Interestingly, while learning even/odd and prime/not prime gave ≈1 bit of information for the dice value, they give almost no information about whether the value is extreme. Why is this? In both cases, it is because the ratio of extreme : non-extreme values is similar regardless of the outcome. For even:odd exactly 3:7 values are extreme for both even or odd numbers. 3/8 primes are extreme values while 3/12 non-primes are exteme. Learning whether N≤10 is the same.
A noisy measurement of the dice value which has a 1/3 chance of being 1 too high and 1/3 chance of being 1 too low also provides almost all information: this is not surprising, since only values of 3, 4, 17 or 18 will be uncertain.
Finally, modulo provides a lot of information depending on the modulo value.
Any value above 17 provides complete information (which should be clear if you think about it).
Intermediate values provide an intermediate value of information.
9 is an interesting local optimum which provides more value than learning the value mod 8 or mod 10.
Let's look into it with the explain=True
kwarg:
dice_mutual_information(outcome_is_extreme, lambda n: {n%9: 1.0}, explain=True)
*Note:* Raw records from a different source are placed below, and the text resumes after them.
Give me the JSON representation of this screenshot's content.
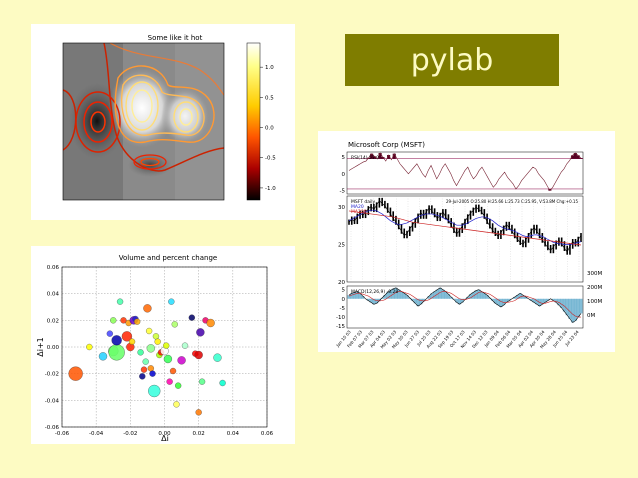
{
  "slide": {
    "title": "pylab",
    "background": "#fdfbc3",
    "title_box_color": "#7f7d00"
  },
  "chart_data": [
    {
      "type": "heatmap",
      "title": "Some like it hot",
      "colorbar": {
        "ticks": [
          "1.0",
          "0.5",
          "0.0",
          "-0.5",
          "-1.0"
        ],
        "tick_values": [
          1.0,
          0.5,
          0.0,
          -0.5,
          -1.0
        ],
        "range": [
          -1.2,
          1.4
        ],
        "colormap": "hot"
      }
    },
    {
      "type": "scatter",
      "title": "Volume and percent change",
      "xlabel": "Δi",
      "ylabel": "Δi+1",
      "xlim": [
        -0.06,
        0.06
      ],
      "ylim": [
        -0.06,
        0.06
      ],
      "xticks": [
        "-0.06",
        "-0.04",
        "-0.02",
        "0.00",
        "0.02",
        "0.04",
        "0.06"
      ],
      "yticks": [
        "0.06",
        "0.04",
        "0.02",
        "0.00",
        "-0.02",
        "-0.04",
        "-0.06"
      ],
      "grid": true,
      "points": [
        {
          "x": -0.052,
          "y": -0.02,
          "r": 7,
          "c": "#ff5500"
        },
        {
          "x": -0.044,
          "y": 0.0,
          "r": 3,
          "c": "#ffff00"
        },
        {
          "x": -0.036,
          "y": -0.007,
          "r": 4,
          "c": "#22d0ff"
        },
        {
          "x": -0.03,
          "y": -0.003,
          "r": 5,
          "c": "#7fff7f"
        },
        {
          "x": -0.028,
          "y": -0.004,
          "r": 8,
          "c": "#66ff66"
        },
        {
          "x": -0.032,
          "y": 0.01,
          "r": 3,
          "c": "#4444ff"
        },
        {
          "x": -0.03,
          "y": 0.02,
          "r": 3,
          "c": "#88ff55"
        },
        {
          "x": -0.028,
          "y": 0.005,
          "r": 5,
          "c": "#0000aa"
        },
        {
          "x": -0.026,
          "y": 0.034,
          "r": 3,
          "c": "#44ffaa"
        },
        {
          "x": -0.024,
          "y": 0.02,
          "r": 3,
          "c": "#ff3300"
        },
        {
          "x": -0.022,
          "y": 0.008,
          "r": 5,
          "c": "#ff2200"
        },
        {
          "x": -0.021,
          "y": 0.018,
          "r": 3,
          "c": "#ff9900"
        },
        {
          "x": -0.02,
          "y": 0.0,
          "r": 4,
          "c": "#ff2200"
        },
        {
          "x": -0.019,
          "y": 0.004,
          "r": 3,
          "c": "#ffd700"
        },
        {
          "x": -0.018,
          "y": 0.02,
          "r": 4,
          "c": "#6600cc"
        },
        {
          "x": -0.017,
          "y": 0.021,
          "r": 3,
          "c": "#2222cc"
        },
        {
          "x": -0.016,
          "y": 0.019,
          "r": 3,
          "c": "#ffaa00"
        },
        {
          "x": -0.014,
          "y": -0.004,
          "r": 3,
          "c": "#33ff99"
        },
        {
          "x": -0.013,
          "y": -0.022,
          "r": 3,
          "c": "#000088"
        },
        {
          "x": -0.012,
          "y": -0.017,
          "r": 3,
          "c": "#ff3300"
        },
        {
          "x": -0.011,
          "y": -0.011,
          "r": 3,
          "c": "#66ffaa"
        },
        {
          "x": -0.01,
          "y": 0.029,
          "r": 4,
          "c": "#ff6600"
        },
        {
          "x": -0.009,
          "y": 0.012,
          "r": 3,
          "c": "#ffff33"
        },
        {
          "x": -0.008,
          "y": -0.001,
          "r": 4,
          "c": "#88ff88"
        },
        {
          "x": -0.008,
          "y": -0.016,
          "r": 3,
          "c": "#ff8800"
        },
        {
          "x": -0.007,
          "y": -0.02,
          "r": 3,
          "c": "#0000cc"
        },
        {
          "x": -0.006,
          "y": -0.033,
          "r": 6,
          "c": "#33ffdd"
        },
        {
          "x": -0.005,
          "y": 0.008,
          "r": 3,
          "c": "#ccff33"
        },
        {
          "x": -0.004,
          "y": 0.004,
          "r": 3,
          "c": "#ffee00"
        },
        {
          "x": -0.003,
          "y": -0.006,
          "r": 3,
          "c": "#aaff00"
        },
        {
          "x": -0.002,
          "y": -0.004,
          "r": 3,
          "c": "#ff1100"
        },
        {
          "x": 0.0,
          "y": -0.003,
          "r": 4,
          "c": "#ffffff"
        },
        {
          "x": 0.001,
          "y": 0.001,
          "r": 3,
          "c": "#ddff00"
        },
        {
          "x": 0.002,
          "y": -0.009,
          "r": 4,
          "c": "#33ff55"
        },
        {
          "x": 0.003,
          "y": -0.026,
          "r": 3,
          "c": "#ff00aa"
        },
        {
          "x": 0.004,
          "y": 0.034,
          "r": 3,
          "c": "#22ddff"
        },
        {
          "x": 0.005,
          "y": -0.018,
          "r": 3,
          "c": "#ff5500"
        },
        {
          "x": 0.006,
          "y": 0.017,
          "r": 3,
          "c": "#aaff66"
        },
        {
          "x": 0.007,
          "y": -0.043,
          "r": 3,
          "c": "#ffff55"
        },
        {
          "x": 0.008,
          "y": -0.029,
          "r": 3,
          "c": "#33ff33"
        },
        {
          "x": 0.01,
          "y": -0.01,
          "r": 4,
          "c": "#cc00cc"
        },
        {
          "x": 0.012,
          "y": 0.001,
          "r": 3,
          "c": "#aaffcc"
        },
        {
          "x": 0.016,
          "y": 0.022,
          "r": 3,
          "c": "#000066"
        },
        {
          "x": 0.018,
          "y": -0.005,
          "r": 3,
          "c": "#ff0000"
        },
        {
          "x": 0.02,
          "y": -0.006,
          "r": 4,
          "c": "#dd0000"
        },
        {
          "x": 0.021,
          "y": 0.011,
          "r": 4,
          "c": "#4400aa"
        },
        {
          "x": 0.022,
          "y": -0.026,
          "r": 3,
          "c": "#55ff88"
        },
        {
          "x": 0.024,
          "y": 0.02,
          "r": 3,
          "c": "#ee0066"
        },
        {
          "x": 0.027,
          "y": 0.018,
          "r": 4,
          "c": "#ff8800"
        },
        {
          "x": 0.02,
          "y": -0.049,
          "r": 3,
          "c": "#ff7700"
        },
        {
          "x": 0.031,
          "y": -0.008,
          "r": 4,
          "c": "#33ffcc"
        },
        {
          "x": 0.034,
          "y": -0.027,
          "r": 3,
          "c": "#00ffcc"
        }
      ]
    },
    {
      "type": "line",
      "title": "Microsoft Corp (MSFT)",
      "panels": [
        {
          "name": "RSI",
          "legend": [
            "RSI(14) 51.0"
          ],
          "yticks": [
            "5",
            "0",
            "-5"
          ],
          "tick_values": [
            5,
            0,
            -5
          ],
          "ylim": [
            -6,
            6.5
          ],
          "thresholds": [
            4.5,
            -4.5
          ],
          "values": [
            1,
            1.5,
            2,
            2.5,
            3,
            3.5,
            3.8,
            4.8,
            6,
            5.2,
            4.4,
            6.2,
            5,
            3.8,
            5.6,
            4.2,
            6,
            4.5,
            3,
            2,
            1,
            0,
            1,
            2,
            3,
            1.5,
            0,
            -1,
            1,
            2.5,
            0.5,
            -1.5,
            0,
            1.8,
            3,
            1.5,
            0,
            -2,
            -3.5,
            -2,
            -0.5,
            1,
            2,
            0,
            -1.5,
            -0.5,
            1,
            2,
            0.5,
            -1,
            -2.5,
            -4,
            -3,
            -1.5,
            -0.5,
            0.5,
            -1,
            -2,
            -3,
            -4.5,
            -3.5,
            -2,
            -1,
            0,
            1,
            2,
            1.5,
            0,
            -1,
            -2,
            -3.5,
            -5,
            -4,
            -2.5,
            -1,
            0.5,
            1.5,
            3,
            4,
            5.5,
            6.2,
            5.5,
            4.7
          ]
        },
        {
          "name": "Price",
          "legend": [
            "MSFT daily",
            "MA20",
            "MA200"
          ],
          "info": "29-Jul-2005 O:25.80 H:25.66 L:25.73 C:25.95, V:53.8M Chg:+0.15",
          "yticks": [
            "30",
            "25",
            "20"
          ],
          "tick_values": [
            30,
            25,
            20
          ],
          "ylim": [
            20,
            31.5
          ],
          "volume_ticks": [
            "300M",
            "200M",
            "100M",
            "0M"
          ],
          "close": [
            28,
            28.4,
            28.1,
            28.8,
            29.2,
            28.9,
            29.3,
            29.8,
            30.1,
            29.7,
            30.3,
            30.9,
            30.5,
            30.2,
            29.6,
            29.1,
            28.5,
            28,
            27.4,
            26.8,
            26.2,
            26.5,
            27.1,
            27.6,
            28.2,
            28.8,
            29.3,
            28.8,
            29.4,
            29.9,
            29.5,
            29,
            28.5,
            28.9,
            29.4,
            28.7,
            28.2,
            27.6,
            26.9,
            26.4,
            26.9,
            27.5,
            28.1,
            28.7,
            29.2,
            29.6,
            30,
            29.7,
            29.4,
            28.8,
            28.1,
            27.5,
            26.9,
            26.5,
            26.1,
            26.6,
            27.2,
            27.7,
            27.3,
            26.8,
            26.2,
            25.7,
            25.3,
            25,
            25.6,
            26.2,
            26.8,
            27.3,
            26.8,
            26.2,
            25.6,
            25.1,
            24.6,
            24.2,
            24.7,
            25.2,
            25.6,
            25.1,
            24.5,
            24,
            24.8,
            25.4,
            25.1,
            25.7,
            26.2
          ],
          "ma20": [
            28.2,
            28.4,
            28.6,
            28.8,
            29,
            29.2,
            29.4,
            29.5,
            29.6,
            29.6,
            29.5,
            29.3,
            29.1,
            28.8,
            28.5,
            28.2,
            28,
            27.8,
            27.7,
            27.7,
            27.8,
            27.9,
            28.1,
            28.3,
            28.5,
            28.7,
            28.9,
            29,
            29.1,
            29.1,
            29.1,
            29,
            28.9,
            28.8,
            28.6,
            28.4,
            28.2,
            28,
            27.8,
            27.6,
            27.6,
            27.6,
            27.7,
            27.9,
            28.1,
            28.3,
            28.5,
            28.6,
            28.7,
            28.7,
            28.6,
            28.4,
            28.2,
            27.9,
            27.6,
            27.4,
            27.2,
            27.1,
            27,
            26.9,
            26.8,
            26.6,
            26.4,
            26.2,
            26.1,
            26.1,
            26.2,
            26.3,
            26.3,
            26.2,
            26.1,
            25.9,
            25.7,
            25.5,
            25.3,
            25.2,
            25.1,
            25.1,
            25,
            25,
            25,
            25.1,
            25.2,
            25.3,
            25.4
          ],
          "ma200": [
            29.5,
            29.45,
            29.4,
            29.35,
            29.3,
            29.25,
            29.2,
            29.15,
            29.1,
            29.05,
            29,
            28.95,
            28.9,
            28.85,
            28.8,
            28.75,
            28.7,
            28.6,
            28.5,
            28.4,
            28.3,
            28.2,
            28.1,
            28,
            27.95,
            27.9,
            27.85,
            27.8,
            27.75,
            27.7,
            27.65,
            27.6,
            27.55,
            27.5,
            27.45,
            27.4,
            27.35,
            27.3,
            27.25,
            27.2,
            27.15,
            27.1,
            27.05,
            27,
            26.95,
            26.9,
            26.85,
            26.8,
            26.75,
            26.7,
            26.65,
            26.6,
            26.55,
            26.5,
            26.45,
            26.4,
            26.35,
            26.3,
            26.25,
            26.2,
            26.15,
            26.1,
            26.05,
            26,
            25.95,
            25.9,
            25.85,
            25.8,
            25.75,
            25.7,
            25.65,
            25.6,
            25.55,
            25.5,
            25.45,
            25.4,
            25.35,
            25.3,
            25.25,
            25.2,
            25.15,
            25.1,
            25.05,
            25,
            24.95
          ]
        },
        {
          "name": "MACD",
          "legend": [
            "MACD(12,26,9) -0.28"
          ],
          "yticks": [
            "5",
            "0",
            "-5",
            "-10",
            "-15"
          ],
          "tick_values": [
            5,
            0,
            -5,
            -10,
            -15
          ],
          "ylim": [
            -16,
            7
          ],
          "values": [
            2,
            3,
            3.5,
            4,
            3,
            1.5,
            0,
            -1,
            -2,
            -3,
            -2.5,
            -1,
            0.5,
            2,
            3.5,
            4.5,
            5.5,
            6,
            5,
            4,
            3,
            2,
            0.5,
            -1,
            -2.5,
            -4,
            -3,
            -1.5,
            0,
            1.5,
            3,
            4,
            5,
            6,
            5,
            4,
            2.5,
            1,
            -0.5,
            -2,
            -3,
            -2,
            -0.5,
            1,
            2.5,
            3.5,
            4.5,
            5,
            4,
            3,
            2,
            0.5,
            -1,
            -2.5,
            -3.5,
            -4.5,
            -3.5,
            -2,
            -1,
            0,
            1,
            2,
            3,
            2,
            1,
            0,
            -1,
            -2,
            -3,
            -4,
            -3,
            -2,
            -1,
            0,
            -1,
            -2,
            -3.5,
            -5,
            -7,
            -9,
            -11,
            -13,
            -12,
            -10,
            -8
          ],
          "signal": [
            1.5,
            2,
            2.5,
            3,
            3,
            2.5,
            2,
            1.5,
            0.5,
            -0.5,
            -1,
            -1.2,
            -1,
            -0.5,
            0.5,
            1.5,
            2.5,
            3.5,
            4,
            4,
            3.5,
            3,
            2.5,
            1.5,
            0.5,
            -0.5,
            -1,
            -1.2,
            -1,
            -0.5,
            0.5,
            1.5,
            2.5,
            3.5,
            4,
            4,
            3.5,
            3,
            2,
            1,
            0,
            -0.5,
            -0.5,
            0,
            0.5,
            1.5,
            2.5,
            3.5,
            3.8,
            3.5,
            3,
            2.5,
            1.5,
            0.5,
            -0.5,
            -1.5,
            -2,
            -2,
            -1.8,
            -1.5,
            -1,
            0,
            1,
            1.5,
            1.5,
            1,
            0.5,
            0,
            -1,
            -2,
            -2.5,
            -2.5,
            -2,
            -1.5,
            -1.2,
            -1.5,
            -2,
            -3,
            -4,
            -5.5,
            -7,
            -8.5,
            -9.5,
            -10,
            -10
          ]
        }
      ],
      "dates": [
        "Jan 10 03",
        "Feb 07 03",
        "Mar 07 03",
        "Apr 04 03",
        "May 02 03",
        "May 30 03",
        "Jun 27 03",
        "Jul 25 03",
        "Aug 22 03",
        "Sep 19 03",
        "Oct 17 03",
        "Nov 14 03",
        "Dec 12 03",
        "Jan 09 04",
        "Feb 06 04",
        "Mar 05 04",
        "Apr 02 04",
        "Apr 30 04",
        "May 28 04",
        "Jun 25 04",
        "Jul 23 04"
      ]
    }
  ]
}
Here, 5/9 values (cumulative probability 0.5) completely rule out any extreme value. The other values (0 to 4) slightly increase the probability of a value being extreme, but overall the information gain works out to be large.
Scenario 3: multi-stage tests¶
We will still try to determine whether a value is "extreme". However, instead of doing a single test, we will now perform a series of tests, represented by tuple values in code.
print(f"Entropy of extreme outcome: {dice_mutual_information(outcome_is_extreme, outcome_is_extreme):.3g} bits")
print()
print(f"MI of even/odd AND ≤10: {dice_mutual_information(outcome_is_extreme, lambda n: {(n <= 10, is_even(n)): 1.0}):.3g} bits")
print(f"MI of n%5 and n%6: {dice_mutual_information(outcome_is_extreme, lambda n: {(n%5, n%6): 1.0}):.3g} bits")
print(f"MI of n%3 and random ±1: {dice_mutual_information(outcome_is_extreme, lambda n: {(n%3, k): v for k, v in random_plus_minus_1(n).items()}):.3g} bits")
All of these cases show that information is non-additive. The most obvious case is learning even/odd and ≤10.
Independently these both give ZERO information (shown in the previous subsection).
However, together they provide a small amount of information.
This is just because of the relative ratios of different outcomes changes.
To give an example, if the outcome False, False
is observed,
the only extreme value is 19, whereas the non-extreme values are 11, 13, 15, 17.
The ratio of extreme values changes from 3/10 to 1/5, thereby providing an information gain.
The full table of outcomes is below.
dice_mutual_information(outcome_is_extreme, lambda n: {(n <= 10, is_even(n)): 1.0}, explain=True)
The last two examples show non-additivity. Firstly, even though learning n%5 and n%6 provides only 0.0323 bits and 0.206 bits respectively, when observed together the number can be completely deduced. This is because all numbers in 1 to 20 have a unique (n%5, n%6) tuple. Similarly, even though n%3 provides only 0.00162 bits, when combined with the noisy ±1 measurement it completely disambiguates the "boundary" measurements of 3, 4, 17, and 18.
Conclusion¶
This is the end of the tutorial, but please do play around with the notebook and write your own functions!